There's a lot to chew on in Andrew Sullivan's decision to make his blog a standalone entity. There's some sort of dual-track view where you look at what he's doing, and what other big blogs (Talking Points Memo, for example, and I'm guessing Brietbart?) have done as the content piece, and then look at the sort of thing Dan Sinker does as the delivery piece, and then you may just have some sort of new media model that's able to deal with the two things (and value them) separately. Except that a lot of these new news content plays are also low-level aggregators, which complicates things. Huffington Post, of course, wants to be both, with varying degrees of success. And it might make me a bit of a hypocrite to want silos in media (and music), but not in my chosen profession, although I think I can talk my way out of that if pressed.

On the other hand, it also seems very similar to the non-revolutionary artists in the music business (Radiohead, Nine Inch Nails, Amanda Palmer) who grow their brand within the system to the point where they can sustain themselves outside of it. In an era of media consolidation, this seems perfectly natural -- the big entities get bigger, and slower and less diverse, and the ecosystem reacts by spinning off smaller, more nimble species. Which multiply, and then consolidate, and then become the big entities of the next cycle. Only now they tweet about how it's a totally new thing that has never happened before.

Then again, the interconnectivity might be the secret sauce that's been missing. Everything is niche programming these days, and the Internet makes it easier to find those niche audiences. So in any event, it's a matter of how sustainable/profitable any particular niche audience is.

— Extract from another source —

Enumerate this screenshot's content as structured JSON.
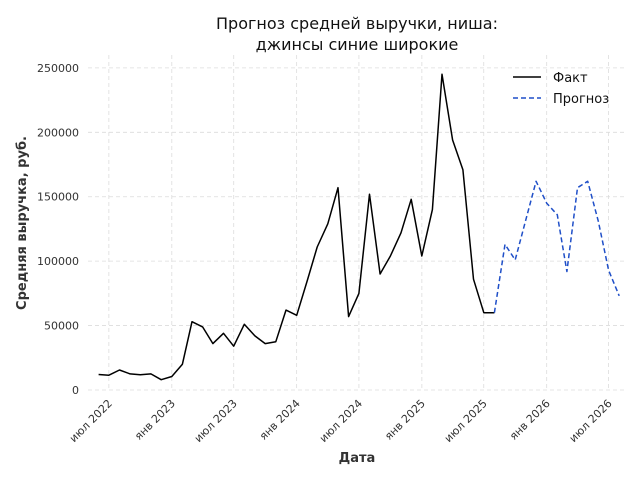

Where it gets fuzzy for me--and why I'm always skeptical of "revolutionary" claims--is scalability, because while I'm sure it's liberating for Sullivan to be on his own, a proliferation of imitators both dilutes the audience in terms of available dollars, and makes it more difficult for readers to find what they want. But that's where the delivery piece could maybe work, except that it hasn't worked for, say, music.

Since online music ends up being my frame of reference, the question is if Sullivan is seeing himself as just an artist who is self-releasing his material, or if he's trying to build a new kind of record label, using himself as the guinea pig. Should be interesting to watch, one way or the other.